Machine learning algorithms yearn for data. The more, the merrier. These days we are generating data at an astronomical rate. So far so good, but only a very small portion of this data is labeled. So, while unsupervised learning methods can identify patterns and create clusters, they cannot be guided to either:
- Create custom/or specific clusters
- Attain a certain accuracy threshold
Luckily, we don’t always have to choose between large datasets or the customization and accuracy of supervised learning.
A new class of algorithms—semi-supervised algorithm—can learn from partially labeled datasets. These algorithms are especially useful in:
- Natural language processing (NLP) tasks like classifying text
- The field of medicine, like for protein sequence classification
These are both areas where we have loads of data, but it’s mostly unlabeled. So, here’s how semi-supervised machine learning works:
- We add labels to a fraction of the data either algorithmically or via human labor.
- Next, we use unsupervised learning algorithms to create clusters of similar data points.
- Then we use that labeled data to further train the rest of the unlabeled data.
Semi-supervised ML is like an explorer getting the lay of the land upon arrival, and then seeking the help of locals to get to know individual areas more intimately.

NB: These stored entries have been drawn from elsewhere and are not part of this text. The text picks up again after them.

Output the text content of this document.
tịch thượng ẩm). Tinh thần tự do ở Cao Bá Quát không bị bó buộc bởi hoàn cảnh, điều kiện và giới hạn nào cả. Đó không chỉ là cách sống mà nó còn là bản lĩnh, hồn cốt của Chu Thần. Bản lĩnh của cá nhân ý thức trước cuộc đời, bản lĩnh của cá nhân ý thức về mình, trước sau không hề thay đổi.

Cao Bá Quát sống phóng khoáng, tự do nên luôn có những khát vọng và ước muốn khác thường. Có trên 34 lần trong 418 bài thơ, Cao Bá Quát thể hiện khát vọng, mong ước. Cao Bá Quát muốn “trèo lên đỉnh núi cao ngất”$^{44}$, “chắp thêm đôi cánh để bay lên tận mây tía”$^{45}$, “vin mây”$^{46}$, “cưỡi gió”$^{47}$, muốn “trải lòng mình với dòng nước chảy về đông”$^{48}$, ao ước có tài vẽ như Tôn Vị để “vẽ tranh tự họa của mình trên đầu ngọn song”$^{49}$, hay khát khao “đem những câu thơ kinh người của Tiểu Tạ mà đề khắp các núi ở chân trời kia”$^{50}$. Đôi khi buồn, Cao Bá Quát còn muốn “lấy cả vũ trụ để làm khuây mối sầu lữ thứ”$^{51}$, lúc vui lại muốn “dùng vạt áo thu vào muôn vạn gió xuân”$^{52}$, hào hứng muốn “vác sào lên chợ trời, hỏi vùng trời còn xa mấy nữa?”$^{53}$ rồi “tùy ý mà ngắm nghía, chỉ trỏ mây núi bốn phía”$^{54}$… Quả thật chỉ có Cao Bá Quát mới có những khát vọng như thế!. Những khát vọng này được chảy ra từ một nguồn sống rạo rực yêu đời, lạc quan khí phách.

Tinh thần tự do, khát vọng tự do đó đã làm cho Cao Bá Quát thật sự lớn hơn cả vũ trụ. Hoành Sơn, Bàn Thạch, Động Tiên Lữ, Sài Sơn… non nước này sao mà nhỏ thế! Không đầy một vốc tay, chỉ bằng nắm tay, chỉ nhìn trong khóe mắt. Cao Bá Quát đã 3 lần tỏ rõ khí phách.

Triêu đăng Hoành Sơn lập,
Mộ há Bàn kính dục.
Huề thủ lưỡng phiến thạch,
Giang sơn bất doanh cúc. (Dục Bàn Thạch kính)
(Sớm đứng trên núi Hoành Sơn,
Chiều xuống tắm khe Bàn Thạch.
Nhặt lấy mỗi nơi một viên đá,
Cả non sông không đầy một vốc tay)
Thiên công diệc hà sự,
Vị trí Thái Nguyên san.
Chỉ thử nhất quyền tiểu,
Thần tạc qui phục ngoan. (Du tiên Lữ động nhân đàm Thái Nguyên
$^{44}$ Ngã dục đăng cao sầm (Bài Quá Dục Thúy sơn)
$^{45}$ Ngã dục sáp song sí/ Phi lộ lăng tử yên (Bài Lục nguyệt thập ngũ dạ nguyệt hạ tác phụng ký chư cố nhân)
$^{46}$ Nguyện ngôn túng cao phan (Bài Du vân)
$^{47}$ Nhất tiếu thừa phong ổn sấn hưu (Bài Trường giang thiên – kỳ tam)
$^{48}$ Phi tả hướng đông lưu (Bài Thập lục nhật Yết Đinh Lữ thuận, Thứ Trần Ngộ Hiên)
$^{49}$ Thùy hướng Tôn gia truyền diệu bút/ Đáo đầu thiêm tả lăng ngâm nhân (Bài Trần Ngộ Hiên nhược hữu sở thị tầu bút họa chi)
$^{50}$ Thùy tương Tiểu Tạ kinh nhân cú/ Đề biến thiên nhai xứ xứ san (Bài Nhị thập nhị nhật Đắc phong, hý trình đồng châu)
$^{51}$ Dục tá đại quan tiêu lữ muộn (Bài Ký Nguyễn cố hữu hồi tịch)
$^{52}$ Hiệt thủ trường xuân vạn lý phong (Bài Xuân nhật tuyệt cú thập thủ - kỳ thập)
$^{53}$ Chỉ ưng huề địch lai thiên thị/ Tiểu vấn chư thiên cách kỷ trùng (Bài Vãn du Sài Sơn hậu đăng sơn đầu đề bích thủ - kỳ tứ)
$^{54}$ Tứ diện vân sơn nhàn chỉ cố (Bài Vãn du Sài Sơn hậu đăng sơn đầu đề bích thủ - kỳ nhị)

One example of semi-supervised learning algorithm based system is Google’s Expander, a technology that Google uses in many of its products including Gmail and Google Photos.
(See the similarities with human-in-the-loop ML.)
The path ahead
In this article we have covered a lot of ground on two major types of machine learning algorithms, finally arriving at semi-supervised learning, which epitomizes the notion of: why choose when you can have both?
Importantly, we are not limited to just these methods. Through continuous evolving, new methods are emerging to tackle new problems.
For example, another class of machine learning approach is reinforcement learning. Instead of relying on labeled or unlabeled data, reinforcement learning employs the concept of rewards and penalties to make the machine learning model solve a problem on its own.
This learning setup is almost autonomous, with human intervention limited to altering the environment and tweaking rewards/penalties. Reinforcement learning finds wide application in building autonomous systems be it a self-driving car or video game playing bot.
As machine learning models are becoming mainstream, the threat of attack and hacking attempts is increasing. It’s this scenario that adversarial learning, a sub-class of supervised learning, comes to the rescue.
Adversarial learning is widely used in making machine learning models robust and immune to attacks.
They say modern problems need modern solutions. So, as we are evolving in AI and ML, we find ourselves tackling new challenges. And the machine learning methods are also evolving to keep pace.